Publié le 15 octobre 2009 par Menear
N. m'a offert D'autres vies que la mienne (ce qui n'est pas la même chose que « N. m'a offert d'autres vies que la mienne », ce qui aurait été une phrase curieuse, quoiqu'agréable) un jour de train, c'est à dire qu'on en partageait un, d'ailleurs le wagon était vide. Il m'a dit en substance « c'est pas top mais bon », je lui ai dit « je lirai puis te dirai » et l'ai posé sur ma pile métaphorique, puis réelle, de livres à lire. C'était il y a quoi, deux mois je crois. Demain je le terminerai. Lui écrirai un mail où je dirai : « toute la première partie j'ai pas aimé, tu me l'aurais pas offert je l'aurais laissé tombé, d'ailleurs cette première partie qu'est-ce qu'elle vient faire là ? Il aurait dû couper au montage toutes les pages sur le Tsunami si tu veux mon avis. Après je me suis laissé prendre, ai arrêté de compter les mots que moi j'aurais mis ailleurs et suis tombé entre les pages, j'ai continué de lire, les pages ont filé, j'ai pas trop fait gaffe, certains passages m'ont franchement touché. Je n'ai pas adoré, non, et sans doute que dans deux ans je n'aurai plus beaucoup de souvenirs de ce livre, ceci dit j'ai beaucoup aimé le fait que ce livre on me l'ait offert et que ce on renvoie à toi. » Puis je trouverai une bricole pour terminer car je n'aime pas finir un mail sans le conclure. (J'imagine qu'à présent que ces lignes sont écrites, je peux m'abstenir d'envoyer réellement ce mail fictif ?)

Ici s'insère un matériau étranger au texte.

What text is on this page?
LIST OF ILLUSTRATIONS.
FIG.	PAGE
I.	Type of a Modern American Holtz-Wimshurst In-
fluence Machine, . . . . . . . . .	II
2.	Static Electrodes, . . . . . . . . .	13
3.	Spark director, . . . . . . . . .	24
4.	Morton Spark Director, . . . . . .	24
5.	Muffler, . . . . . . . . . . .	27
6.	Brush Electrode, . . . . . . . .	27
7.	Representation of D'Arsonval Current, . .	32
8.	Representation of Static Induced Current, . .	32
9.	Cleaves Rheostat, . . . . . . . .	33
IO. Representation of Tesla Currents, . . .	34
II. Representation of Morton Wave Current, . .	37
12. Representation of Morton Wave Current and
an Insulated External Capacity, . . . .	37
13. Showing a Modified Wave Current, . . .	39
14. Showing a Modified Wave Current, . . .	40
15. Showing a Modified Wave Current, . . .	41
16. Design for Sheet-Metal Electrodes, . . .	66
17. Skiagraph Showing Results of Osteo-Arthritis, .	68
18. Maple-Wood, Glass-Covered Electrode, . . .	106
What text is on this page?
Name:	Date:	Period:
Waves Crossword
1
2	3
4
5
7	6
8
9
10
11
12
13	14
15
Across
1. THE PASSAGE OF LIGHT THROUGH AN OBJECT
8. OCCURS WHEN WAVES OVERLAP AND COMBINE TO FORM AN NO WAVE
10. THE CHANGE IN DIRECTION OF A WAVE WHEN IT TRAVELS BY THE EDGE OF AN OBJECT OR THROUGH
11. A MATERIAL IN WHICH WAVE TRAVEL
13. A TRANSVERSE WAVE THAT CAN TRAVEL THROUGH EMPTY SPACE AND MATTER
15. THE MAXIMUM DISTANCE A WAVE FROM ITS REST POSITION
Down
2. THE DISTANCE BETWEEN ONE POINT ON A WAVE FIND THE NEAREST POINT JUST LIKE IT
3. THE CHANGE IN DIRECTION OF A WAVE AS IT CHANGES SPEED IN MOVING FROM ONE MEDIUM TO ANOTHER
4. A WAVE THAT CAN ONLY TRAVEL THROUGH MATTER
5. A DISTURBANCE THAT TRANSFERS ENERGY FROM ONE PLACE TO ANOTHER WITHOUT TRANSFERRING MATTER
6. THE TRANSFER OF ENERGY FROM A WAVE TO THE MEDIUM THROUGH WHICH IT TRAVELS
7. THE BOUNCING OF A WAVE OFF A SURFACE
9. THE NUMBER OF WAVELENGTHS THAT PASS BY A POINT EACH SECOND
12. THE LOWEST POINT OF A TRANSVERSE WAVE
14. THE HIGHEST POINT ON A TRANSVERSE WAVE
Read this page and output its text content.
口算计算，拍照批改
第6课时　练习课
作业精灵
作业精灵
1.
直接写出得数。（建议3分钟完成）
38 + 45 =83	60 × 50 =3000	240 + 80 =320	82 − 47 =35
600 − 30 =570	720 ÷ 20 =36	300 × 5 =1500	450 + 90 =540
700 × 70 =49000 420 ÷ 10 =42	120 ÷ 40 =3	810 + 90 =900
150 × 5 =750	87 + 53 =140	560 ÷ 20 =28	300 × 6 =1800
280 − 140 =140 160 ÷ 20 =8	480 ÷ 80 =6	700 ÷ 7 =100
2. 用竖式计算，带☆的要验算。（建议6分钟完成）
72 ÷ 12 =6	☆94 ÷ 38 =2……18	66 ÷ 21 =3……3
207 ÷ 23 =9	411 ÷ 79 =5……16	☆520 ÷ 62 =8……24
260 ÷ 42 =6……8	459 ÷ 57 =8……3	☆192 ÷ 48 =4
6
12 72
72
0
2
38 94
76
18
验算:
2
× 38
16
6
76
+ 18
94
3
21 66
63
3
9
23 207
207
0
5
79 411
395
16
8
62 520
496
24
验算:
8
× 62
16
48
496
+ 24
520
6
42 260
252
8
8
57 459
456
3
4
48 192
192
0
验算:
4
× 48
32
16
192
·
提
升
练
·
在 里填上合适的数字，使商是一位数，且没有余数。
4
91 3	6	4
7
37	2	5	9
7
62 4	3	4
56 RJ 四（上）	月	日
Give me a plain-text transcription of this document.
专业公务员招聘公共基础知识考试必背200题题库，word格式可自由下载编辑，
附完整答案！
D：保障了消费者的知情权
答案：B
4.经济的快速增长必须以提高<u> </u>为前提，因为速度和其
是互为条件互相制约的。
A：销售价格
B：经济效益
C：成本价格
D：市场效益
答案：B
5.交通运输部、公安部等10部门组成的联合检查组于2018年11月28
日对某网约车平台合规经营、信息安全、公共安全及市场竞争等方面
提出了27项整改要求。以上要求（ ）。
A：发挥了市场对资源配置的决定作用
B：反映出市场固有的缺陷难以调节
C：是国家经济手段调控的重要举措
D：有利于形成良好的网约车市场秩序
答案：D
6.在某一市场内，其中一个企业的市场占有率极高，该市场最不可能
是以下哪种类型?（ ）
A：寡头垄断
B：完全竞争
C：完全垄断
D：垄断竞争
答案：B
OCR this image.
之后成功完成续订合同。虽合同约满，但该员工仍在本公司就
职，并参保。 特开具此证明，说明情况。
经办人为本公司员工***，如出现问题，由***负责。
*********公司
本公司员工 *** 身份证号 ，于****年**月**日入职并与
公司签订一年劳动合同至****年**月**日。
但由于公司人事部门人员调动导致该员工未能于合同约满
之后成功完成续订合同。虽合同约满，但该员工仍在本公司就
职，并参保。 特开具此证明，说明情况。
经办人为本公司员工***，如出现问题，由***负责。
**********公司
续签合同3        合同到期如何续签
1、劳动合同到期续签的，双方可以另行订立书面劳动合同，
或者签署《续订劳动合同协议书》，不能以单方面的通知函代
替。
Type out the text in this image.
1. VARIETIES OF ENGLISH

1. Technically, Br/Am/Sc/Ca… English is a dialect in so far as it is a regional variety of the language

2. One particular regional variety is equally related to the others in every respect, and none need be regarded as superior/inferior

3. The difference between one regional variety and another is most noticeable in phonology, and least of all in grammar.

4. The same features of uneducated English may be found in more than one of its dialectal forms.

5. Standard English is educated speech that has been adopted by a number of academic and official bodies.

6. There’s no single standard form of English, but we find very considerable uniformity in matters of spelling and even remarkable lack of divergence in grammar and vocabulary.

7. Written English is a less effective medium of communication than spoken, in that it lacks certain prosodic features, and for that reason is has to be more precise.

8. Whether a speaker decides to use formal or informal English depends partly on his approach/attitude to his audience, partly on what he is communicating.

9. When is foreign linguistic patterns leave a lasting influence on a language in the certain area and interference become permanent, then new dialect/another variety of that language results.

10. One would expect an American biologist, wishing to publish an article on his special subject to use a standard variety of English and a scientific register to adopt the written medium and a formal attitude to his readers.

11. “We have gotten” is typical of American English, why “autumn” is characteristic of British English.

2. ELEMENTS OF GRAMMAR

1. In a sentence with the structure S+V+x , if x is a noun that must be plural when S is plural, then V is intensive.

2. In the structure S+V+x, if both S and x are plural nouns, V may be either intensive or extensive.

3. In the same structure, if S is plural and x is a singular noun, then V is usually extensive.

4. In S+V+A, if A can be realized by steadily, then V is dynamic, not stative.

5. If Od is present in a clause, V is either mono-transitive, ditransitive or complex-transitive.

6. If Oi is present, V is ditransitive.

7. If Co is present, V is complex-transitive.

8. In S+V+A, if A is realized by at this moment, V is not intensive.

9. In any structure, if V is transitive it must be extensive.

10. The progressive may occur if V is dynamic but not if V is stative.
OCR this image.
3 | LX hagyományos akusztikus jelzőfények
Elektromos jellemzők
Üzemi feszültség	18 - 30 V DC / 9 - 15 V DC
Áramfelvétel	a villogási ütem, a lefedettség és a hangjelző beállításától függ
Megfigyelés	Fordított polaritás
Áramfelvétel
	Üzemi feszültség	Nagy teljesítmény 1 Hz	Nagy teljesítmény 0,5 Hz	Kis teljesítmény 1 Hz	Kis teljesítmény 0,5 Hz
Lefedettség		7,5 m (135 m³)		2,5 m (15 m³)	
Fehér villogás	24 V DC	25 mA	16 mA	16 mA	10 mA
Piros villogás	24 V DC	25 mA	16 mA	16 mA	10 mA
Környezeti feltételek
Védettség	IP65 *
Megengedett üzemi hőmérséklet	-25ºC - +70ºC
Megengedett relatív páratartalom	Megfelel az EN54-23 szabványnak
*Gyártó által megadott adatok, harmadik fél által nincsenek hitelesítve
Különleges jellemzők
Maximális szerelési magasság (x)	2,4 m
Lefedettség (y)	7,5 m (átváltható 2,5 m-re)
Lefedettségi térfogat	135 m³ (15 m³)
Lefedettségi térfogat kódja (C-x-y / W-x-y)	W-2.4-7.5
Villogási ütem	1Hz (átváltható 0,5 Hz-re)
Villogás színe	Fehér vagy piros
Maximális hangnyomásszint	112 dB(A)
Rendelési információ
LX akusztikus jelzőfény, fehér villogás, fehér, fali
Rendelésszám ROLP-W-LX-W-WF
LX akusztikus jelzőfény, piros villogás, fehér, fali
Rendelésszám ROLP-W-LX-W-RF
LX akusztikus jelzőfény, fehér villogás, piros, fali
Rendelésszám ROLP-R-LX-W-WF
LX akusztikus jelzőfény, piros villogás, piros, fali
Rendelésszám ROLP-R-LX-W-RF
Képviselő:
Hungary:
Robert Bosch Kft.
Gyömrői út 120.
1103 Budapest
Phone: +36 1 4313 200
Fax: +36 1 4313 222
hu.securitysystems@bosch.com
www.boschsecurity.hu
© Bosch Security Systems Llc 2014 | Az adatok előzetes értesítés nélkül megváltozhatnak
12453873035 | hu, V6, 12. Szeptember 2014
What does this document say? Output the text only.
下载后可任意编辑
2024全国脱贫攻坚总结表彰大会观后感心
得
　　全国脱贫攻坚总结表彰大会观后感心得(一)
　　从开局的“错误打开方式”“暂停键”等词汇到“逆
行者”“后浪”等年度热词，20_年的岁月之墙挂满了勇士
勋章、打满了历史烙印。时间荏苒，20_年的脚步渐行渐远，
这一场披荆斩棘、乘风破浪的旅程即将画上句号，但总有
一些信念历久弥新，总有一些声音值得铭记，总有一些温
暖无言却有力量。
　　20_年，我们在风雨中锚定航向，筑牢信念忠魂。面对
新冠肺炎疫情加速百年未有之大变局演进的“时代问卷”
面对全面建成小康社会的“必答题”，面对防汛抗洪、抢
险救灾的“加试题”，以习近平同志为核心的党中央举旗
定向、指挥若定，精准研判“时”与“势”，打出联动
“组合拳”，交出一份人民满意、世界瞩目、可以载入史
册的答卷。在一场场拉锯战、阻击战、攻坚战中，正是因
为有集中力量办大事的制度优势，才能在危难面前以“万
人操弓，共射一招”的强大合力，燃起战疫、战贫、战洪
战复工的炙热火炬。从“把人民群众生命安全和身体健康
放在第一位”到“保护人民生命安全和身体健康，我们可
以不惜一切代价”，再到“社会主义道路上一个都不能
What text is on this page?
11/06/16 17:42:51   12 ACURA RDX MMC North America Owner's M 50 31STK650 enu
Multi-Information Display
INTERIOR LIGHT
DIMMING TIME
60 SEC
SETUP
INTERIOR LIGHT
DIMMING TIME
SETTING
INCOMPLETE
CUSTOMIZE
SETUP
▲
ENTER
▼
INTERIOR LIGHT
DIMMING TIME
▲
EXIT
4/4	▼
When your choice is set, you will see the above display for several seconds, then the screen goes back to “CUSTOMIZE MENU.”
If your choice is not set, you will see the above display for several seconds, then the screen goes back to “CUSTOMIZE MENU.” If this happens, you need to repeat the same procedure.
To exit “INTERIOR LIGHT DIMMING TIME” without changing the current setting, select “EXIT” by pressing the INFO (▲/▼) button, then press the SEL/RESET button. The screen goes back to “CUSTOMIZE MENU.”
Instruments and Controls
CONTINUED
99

A la différence d'Etienne qui, sans y mettre jamais de grivoiserie, aime parler de sexe au point d'en faire un préalable pour qu'une conversation mérite ce nom, Patrice est assez prude et cela m'a surpris, en feuilletant les planches d'une de ses bandes dessinées pleines de graciles princesses et de preux chevaliers, d'y repérer un ange équipé d'une bite tout à fait apparente. Quand je lui pose la question, cela dit, il me répond sans gêne que pendant la grossesse et après la naissance de Diane le désir entre eux était en veilleuse, qu'il est doucement revenu à l'automne, ce qui les a rendus très heureux, mais qu'ensuite elle s'est mise à être de plus en plus fatiguée : il y a eu ses problèmes respiratoires, puis l'embolie, puis, bon... Ils ont refait l'amour une fois, juste après l'annonce du cancer. Ils étaient maladroits tous les deux, désaccordés. Il avait peur de lui faire mal. Il ne savait pas que c'était la dernière fois. En dehors du sexe proprement dit, ils avaient depuis le début une relation de tendresse très fusionnelle. Ils se touchaient beaucoup, dormaient blottis l'un contre l'autre, en cuillers. Quand l'un se retournait, l'autre dans son sommeil se retournait aussi, elle ramenant ses jambes avec ses mains, et ils se retrouvaient dans la même position, inversée : il s'était endormi tourné contre son dos à elle, quand il se réveillait elle se serrait contre son dos à lui, les genoux repliés aux creux des siens. Avec la maladie, c'est devenu impossible : il y avait la bouteille d'oxygène, il fallait qu'elle dorme surélevée, c'était à la maison comme une chambre d'hôpital. Cette intimité nocturne qui ne les avait jamais trahis au long de leur vie commune leur manquait, mais ils continuaient à se tenir la main, à se chercher dans le noir et, même si la surface de contact s'est amenuisée, Patrice ne se rappelle pas une seule nuit, jusqu'à la dernière, où un peu de la peau de l'un n'a pas touché un peu de la peau de l'autre.
Emmanuel Carrère, D'autres vies que la mienne, P.O.L, P.265-266.